Escrivolando

Suele haber un aleteo, un pensamiento fugaz que pone en marcha el mecanismo del deseo de contar algo que merece la pena, y entonces pierdes pie y sobrevuelas tu sueño y tu propio yo para buscar las palabras apropiadas, para ser al mismo tiempo alguien que piensa como tú o alguien que es capaz de entenderte y describir con claridad el paisaje que aparece ante tus ojos. En el cielo vas buscando las corrientes que te eleven o te bajen del lugar donde te encuentras y peleas con los seres que se enfrentan con tu vuelo. Te hacen daño los insectos que parecen brotar de tu corazón aturdido y te pican sin piedad. Te inquieta el ataque de las gaviotas y el reflexivo afán del aguila que desde el zenit te observa subir y bajar. Luego te vas quedando frío, suspendido tal vez sobre los filamentos algodonosos de una nube pasajera, y te fuerzas a hacer ejercicios para darte confianza.

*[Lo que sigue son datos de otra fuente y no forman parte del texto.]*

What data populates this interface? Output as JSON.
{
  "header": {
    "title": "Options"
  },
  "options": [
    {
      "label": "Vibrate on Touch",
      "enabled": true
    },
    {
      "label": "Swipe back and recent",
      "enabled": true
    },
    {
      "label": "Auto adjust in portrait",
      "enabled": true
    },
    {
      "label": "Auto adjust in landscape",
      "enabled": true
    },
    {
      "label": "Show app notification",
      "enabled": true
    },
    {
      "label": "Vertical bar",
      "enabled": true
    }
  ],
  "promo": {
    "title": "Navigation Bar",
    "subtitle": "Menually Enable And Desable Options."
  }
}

Así que relees los párrafos y sientes que ya has cambiado, que ahora eres un lector que entiende lo que le están diciendo y hablas con él un poco y aceptas que te corrija. De este modo vas metiendo cien morcillas que reescriben las frases primeras y complican el original y tomas cien mil decisiones que no tienen vuelta atrás, como la de borrar una idea o la de tirar todo el trabajo a la basura. No lo haces, normalmente. Permaneces volando bajo los altos cirros o realizando un rápido eslalon entre los cúmulos, mientras buscas imágenes en el cielo, mientras te deslizas por el mundo al ritmo del canto de un mirlo o siguiendo a las olas juguetonas que dibujan los estorninos al amanecer. Y allí sigues todavía unos minutos, ensimismado con el tren que va avanzando en cada línea y que siermpre descarrila en el margen derecho de la hoja, alelado por el fluir natural de un pensamiento que aprovecha las corrientes de los vientos giratorios, dando vueltas a este yo que se repite y buscando una salida entre las nubes.